The use of X-ray computed tomography for design and process modeling of aerospace composites: A review

Abstract Optimization of process parameters of major aerospace composites manufacturing techniques is essential for manufacturing high-quality aerospace components. However, studying many parameters through experimental approaches is time-consuming and labor-intensive. Modern X-ray Computed Tomography (XCT) technology has made it possible to monitor the complete manufacturing process “in-situ,” due to its high spatial resolution and very short acquisition time. The scanned data can then be used to generate numerical models for predicting different process parameters. This article presents a comprehensive review of the design and modeling aspects of key aerospace composites manufacturing techniques using the XCT procedure.

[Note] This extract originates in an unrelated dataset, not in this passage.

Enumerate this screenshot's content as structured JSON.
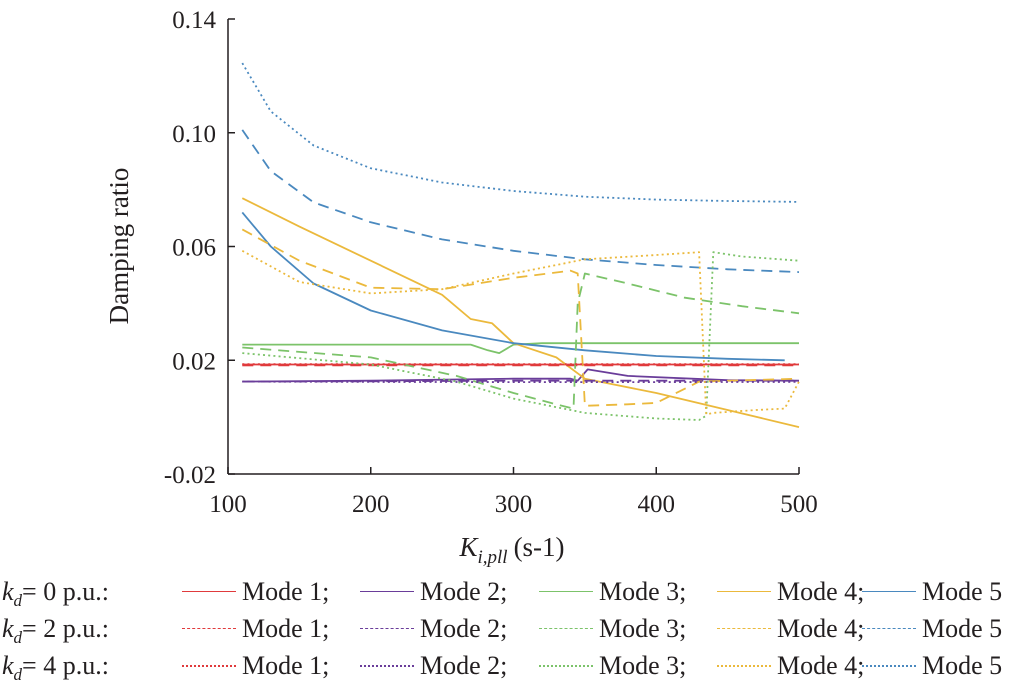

Key functioning of XCT is reviewed with a view to adopt several modeling approaches ranging from mesoscale to macro-scale models for composites processing. The XCT machine parameters during image acquisition and post-processing determine the accuracy and computation time, which are also discussed in detail. The applications of XCT-based material models are reviewed for process characterization of autoclave and out-of-autoclave manufacturing. Current aerospace manufacturing characterization techniques, combined with advanced modeling approaches using XCT and CFD tools, show great potential for designing modern material models that will help in the design of better manufacturing processes for next generation aerospace parts.